Pas besoin d’une boule de cristal pour décrire les conséquences de la prise du pouvoir militaire par le GICL/AQMI -  et de sa présence parmi les « vainqueurs » - qui ne sont pas disposés du tout à céder la place simplement pour satisfaire aux caprices de l’OTAN.

Pendant ce temps, au milieu des brumes de la guerre, on ne sait pas bien si Kadhafi envisage de piéger la brigade de Tripoli dans des combats urbains, ou de forcer la plus grande partie des milices rebelles à pénétrer dans l’immense territoire des tribus Warfallah.
L’épouse de Kadhafi appartient aux Warfallah, la plus grande tribu libyenne, avec plus d’un million de personnes et 54 fractions. Ce qui se dit à mot couvert à Bruxelles est que l’OTAN s’attend à voir Kadhafi combattre pendant des mois sinon des années ; avec la mise à prix de sa tête dans le plus pur style du Texan George W. Bush et le retour désespéré au plan A de l’OTAN qui avait toujours été de l’éliminer, la Libye risque de se trouver devant l’hydre d’une guérilla bicéphale en Libye : les forces de Kadhafi contre un gouvernement central du CNT faible et des soldats de l’OTAN sur le terrain ; et la nébuleuse GICL/AQMI dans un djihad contre l’OTAN (si elle est écartée du pouvoir).

Kadhafi peut bien être une relique dictatoriale du passé, mais ce n’est pas pour rien que vous monopolisez le pouvoir pendant quatre décennies sans, et sans que vos services secrets apprennent une ou deux choses intéressantes. Kadhafi a dit que c’était une opération soutenue par l’étranger et al Qaïda ; il avait raison (même s’il a oublié de dire que c’était pas dessus tout une guerre néo-napoléonienne du président Français Nicolas Sarkozy, mais c’est une autre histoire).
Il avait dit aussi que c’était le prélude à une occupation étrangère dont l’objectif est de privatiser et prendre le contrôle des ressources naturelles libyennes. Il se pourrait bien – encore – qu’il s’avère être dans le vrai.

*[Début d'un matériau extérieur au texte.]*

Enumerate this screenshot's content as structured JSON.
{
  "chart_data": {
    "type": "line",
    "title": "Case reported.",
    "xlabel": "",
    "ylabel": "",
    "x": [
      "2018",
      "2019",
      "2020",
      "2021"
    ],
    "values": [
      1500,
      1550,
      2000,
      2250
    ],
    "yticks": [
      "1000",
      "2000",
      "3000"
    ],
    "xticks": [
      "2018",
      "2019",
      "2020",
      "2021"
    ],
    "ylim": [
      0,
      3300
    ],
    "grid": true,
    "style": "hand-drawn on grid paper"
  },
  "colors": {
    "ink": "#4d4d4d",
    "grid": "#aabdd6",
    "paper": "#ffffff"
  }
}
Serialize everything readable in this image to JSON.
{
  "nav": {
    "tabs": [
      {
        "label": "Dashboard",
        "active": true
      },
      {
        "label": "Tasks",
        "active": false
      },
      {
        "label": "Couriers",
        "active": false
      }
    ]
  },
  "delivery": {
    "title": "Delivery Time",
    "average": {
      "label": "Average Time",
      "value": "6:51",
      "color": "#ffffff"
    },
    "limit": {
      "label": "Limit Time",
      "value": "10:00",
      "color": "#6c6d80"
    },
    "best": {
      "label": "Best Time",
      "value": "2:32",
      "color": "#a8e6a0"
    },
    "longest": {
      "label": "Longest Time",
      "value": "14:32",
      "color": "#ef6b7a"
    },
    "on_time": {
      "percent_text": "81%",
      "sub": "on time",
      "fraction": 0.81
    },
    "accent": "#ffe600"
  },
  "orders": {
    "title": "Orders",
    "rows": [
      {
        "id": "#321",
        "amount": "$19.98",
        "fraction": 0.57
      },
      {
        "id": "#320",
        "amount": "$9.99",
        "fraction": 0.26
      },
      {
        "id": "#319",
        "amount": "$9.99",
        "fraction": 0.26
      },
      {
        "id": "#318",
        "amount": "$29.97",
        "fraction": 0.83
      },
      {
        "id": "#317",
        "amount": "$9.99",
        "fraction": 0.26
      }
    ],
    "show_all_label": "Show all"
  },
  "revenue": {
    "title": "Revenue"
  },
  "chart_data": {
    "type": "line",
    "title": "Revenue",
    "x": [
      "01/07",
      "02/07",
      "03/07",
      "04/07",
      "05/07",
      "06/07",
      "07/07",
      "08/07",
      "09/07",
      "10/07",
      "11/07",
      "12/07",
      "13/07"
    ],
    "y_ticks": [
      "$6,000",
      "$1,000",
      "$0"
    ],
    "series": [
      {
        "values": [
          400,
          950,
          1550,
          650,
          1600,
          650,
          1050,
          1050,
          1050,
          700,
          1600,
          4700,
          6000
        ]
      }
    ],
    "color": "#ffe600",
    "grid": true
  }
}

Les “experts” de Singapour  qui avaient loué la décision du régime de Kadhafi de libérer les djihadistes du GICL l’avaient qualifiée de “stratégie nécessaire pour réduire la menace pour la Libye. »
Aujourd’hui, le GICL/AQMI est finalement en passé concrétiser son rôle en tant que « force politique indigène. »

Dix ans après le 11 septembre, il est difficile de ne pas se figurer le crâne d’une certaine personne tout au fond de la mer d’Arabie se fendre d’un rire qui résonnera longtemps.